ABF has an advantage with a large network of professional support for different dimensions of this project. ABF’s urban farms benefit from the volunteer efforts from students and staff at the Department of Landscape Architecture at Cal Poly Pomona. Volunteer Master Gardeners supply a stead stream of knowledge in strategizing sustainable growing methods in LA microclimates. Beyond the support for ABF’s urban farm design and growing methods, our urban farmers have access to volunteer mental health support from licensed therapists.

Recognizing the intensity and enormous scope of work required to support the successful reintegration of formerly incarcerated persons, ABF continues to engage other organizations to share resources, combine efforts and enlarge its impact.

Please list at least two major barriers/challenges you anticipate. What is your strategy for ensuring a successful implementation?

ABF anticipates that one major challenge to the implementation of this project is also its likely reason for success. At this stage, one particular challenge for the implementation of this project is its uniqueness and novelty in LA. This project is unique insofar as it intends collaboration with partner-organizations beyond namesake.

ABF will install urban farms within the properties of partner reentry organizations and train its residents as urban farmers who are responsible for growing food in LA’s food deserts. This is a unique and novel project in an LA that faces the hard challenges of welcoming the influx of released prisoners and redressing the problem of its food deserts with the establishment of urban farms.

These rapidly growing challenges are moving at a record pace, and the scope of work to garner community buy-in and support is a slower process. ABF’s strategy to this challenge of the recent rapid release of prisoners and the prevalence of food deserts is a process of enriching the life of the communities that house our urban farms by supplying the neighborhood with healthy food.

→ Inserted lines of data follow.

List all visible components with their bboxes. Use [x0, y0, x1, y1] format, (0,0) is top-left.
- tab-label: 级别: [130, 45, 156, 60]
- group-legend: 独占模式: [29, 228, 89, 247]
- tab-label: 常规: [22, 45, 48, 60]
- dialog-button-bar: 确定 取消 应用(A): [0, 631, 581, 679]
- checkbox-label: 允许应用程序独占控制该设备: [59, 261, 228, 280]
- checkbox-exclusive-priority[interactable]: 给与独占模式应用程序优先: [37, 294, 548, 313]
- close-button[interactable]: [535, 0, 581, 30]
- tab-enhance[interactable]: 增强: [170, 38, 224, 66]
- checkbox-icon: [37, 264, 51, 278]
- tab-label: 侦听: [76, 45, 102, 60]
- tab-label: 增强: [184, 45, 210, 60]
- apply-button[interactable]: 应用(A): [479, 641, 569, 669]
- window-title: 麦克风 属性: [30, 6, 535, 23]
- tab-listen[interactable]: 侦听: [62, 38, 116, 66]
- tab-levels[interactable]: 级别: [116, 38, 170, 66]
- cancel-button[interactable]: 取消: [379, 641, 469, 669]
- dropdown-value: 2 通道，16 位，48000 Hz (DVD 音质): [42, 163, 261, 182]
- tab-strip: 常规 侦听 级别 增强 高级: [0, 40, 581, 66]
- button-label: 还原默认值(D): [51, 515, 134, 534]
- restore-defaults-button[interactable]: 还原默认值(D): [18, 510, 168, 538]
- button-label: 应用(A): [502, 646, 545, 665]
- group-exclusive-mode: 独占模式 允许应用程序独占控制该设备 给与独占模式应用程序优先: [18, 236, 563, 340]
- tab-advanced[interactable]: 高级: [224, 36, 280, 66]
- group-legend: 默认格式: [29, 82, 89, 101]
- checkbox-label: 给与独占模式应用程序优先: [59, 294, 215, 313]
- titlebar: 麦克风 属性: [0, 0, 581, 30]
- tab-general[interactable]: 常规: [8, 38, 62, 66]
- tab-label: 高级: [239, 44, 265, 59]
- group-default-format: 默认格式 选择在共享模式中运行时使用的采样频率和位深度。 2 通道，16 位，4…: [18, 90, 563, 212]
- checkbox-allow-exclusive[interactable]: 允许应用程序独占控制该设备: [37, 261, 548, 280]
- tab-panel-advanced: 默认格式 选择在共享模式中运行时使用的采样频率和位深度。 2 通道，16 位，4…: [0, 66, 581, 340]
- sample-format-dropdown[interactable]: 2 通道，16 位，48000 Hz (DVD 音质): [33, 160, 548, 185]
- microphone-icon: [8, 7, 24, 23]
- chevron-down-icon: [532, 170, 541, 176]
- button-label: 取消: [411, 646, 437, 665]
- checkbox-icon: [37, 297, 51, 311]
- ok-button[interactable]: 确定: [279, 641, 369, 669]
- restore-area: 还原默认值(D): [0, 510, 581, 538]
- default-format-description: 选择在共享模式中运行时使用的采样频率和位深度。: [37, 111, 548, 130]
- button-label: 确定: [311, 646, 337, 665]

ABF anticipates that another major challenge to the implementation of this project is the risk of relapse and recidivism with the formerly incarcerated workforce. From our background of employing and training formerly incarcerated persons, ABF’s high performing team has a heightened awareness of the higher risk of relapse among formerly incarcerated persons. The reentry process is fraught with its set of challenges, and a person with a past substance abuse history, for whatever reason, may relapse.

Aside from substance abuse, formerly incarcerated persons may have another set of personal challenges that could inhibit a readiness to work consistently and committedly. ABF and its partner-organizations plan to navigate through this anticipated challenge and ensure successful implementation through its larger and combined network of support services that include health professionals equipped to respond to relapse.